Peer pressure is the point at 'Thank You for Coming'

Presented as part of the IN > TIME festival, a two month collaboration between the City of Chicago and the School of the Art Institute of Chicago, Faye Driscoll’s "Thank You for Coming: Attendance," on tour from New York last weekend at the Museum of Contemporary Art, falls right in line with the spirit of experimentation that we’ve come to expect from series curator Mark Jeffery.

The lines continue to blur between performance art and dance, and yet there is something quite formalist about "Thank You for Coming," and its rigorous attention to detail. Granted, the performers must be prepared to throw all those details out the window, because the fate of each performance lies largely in the hands of the audience – and I think that is exactly how Driscoll wants it. The piece seems to be built on a singular goal of making us (the audience) uncomfortable.

Goal accomplished.

In a recent trip to the Field Museum, I took a tour that described the use of props and masks in Native American ceremonies, and couldn’t help but compare my experience at "Thank You for Coming" to a modern version of the Hamat’sa, a traditional coming-of-age dance featuring wild special effects simulating cannibalism. The replication of this bizarre, overwhelming, frightening ceremony was so convincingly unsettling during a run at the 1895 Atlanta World’s Fair that police were called to arrest the performers.

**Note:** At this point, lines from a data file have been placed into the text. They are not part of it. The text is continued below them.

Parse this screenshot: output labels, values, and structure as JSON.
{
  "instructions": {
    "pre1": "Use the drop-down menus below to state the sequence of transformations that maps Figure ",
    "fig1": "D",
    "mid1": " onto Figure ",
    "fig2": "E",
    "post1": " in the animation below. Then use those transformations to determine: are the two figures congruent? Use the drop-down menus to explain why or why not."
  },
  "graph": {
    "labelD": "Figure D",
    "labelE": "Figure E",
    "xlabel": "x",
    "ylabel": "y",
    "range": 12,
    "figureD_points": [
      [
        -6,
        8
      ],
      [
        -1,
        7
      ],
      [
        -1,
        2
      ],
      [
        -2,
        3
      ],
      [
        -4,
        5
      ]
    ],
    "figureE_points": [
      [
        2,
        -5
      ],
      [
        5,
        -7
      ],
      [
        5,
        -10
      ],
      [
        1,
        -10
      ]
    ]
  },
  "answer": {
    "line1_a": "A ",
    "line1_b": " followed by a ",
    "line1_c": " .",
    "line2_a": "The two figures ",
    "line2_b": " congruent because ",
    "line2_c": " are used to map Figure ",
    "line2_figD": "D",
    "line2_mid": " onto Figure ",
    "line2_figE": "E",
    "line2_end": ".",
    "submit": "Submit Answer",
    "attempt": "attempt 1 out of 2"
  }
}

This is not to suggest that "Thank You for Coming" includes images of cannibalism exactly, but its many provoking moments in the opening tableau – feet planted on each others’ faces with wriggling toes, obscene angles given the dancers’ tiny shorts and our below stage vantage point, an awkward degree of eye contact and a mini stage so abrasive that dancers were bruised or bleeding 10 minutes in – it all gives the impression that something is amiss, with bizarrely ritualistic movements that feel intentionally wrong to the witness.

As the evening wears on, the audience becomes increasingly vital to the thing; we are given various props and tasks, and instructed to move about the space to accommodate a flurry of vignettes. The controlled chaos leads up to a glorious maypole of pants once worn by the cast and crew. We are then invited to “skip,” opting into a folk dance of sorts, while those who abstain are left to our anxieties about being the center of attention.

"Thank You for Coming" poses the question: who gets to chose how a piece of art is experienced? In theory, I love the idea of audience participation in performance. It pushes the art form and places mutual responsibility on the creator and witness. Everyone leaves the room feeling as though he’s been part of an experience, rather than a passive viewer of some superfluous act. In execution, however, I found myself tucked into a corner, unable to see much of anything, praying “don’t pick me” and having a generally bad experience. I like having choices about my level of engagement, and while I’m pretty sure participation was optional, I continually felt as though the choices I made were the wrong ones. Maybe these feelings are entirely the point of Faye Driscoll’s dance, but I anxiously await a participatory experience that makes me feel anything other than uncomfortable.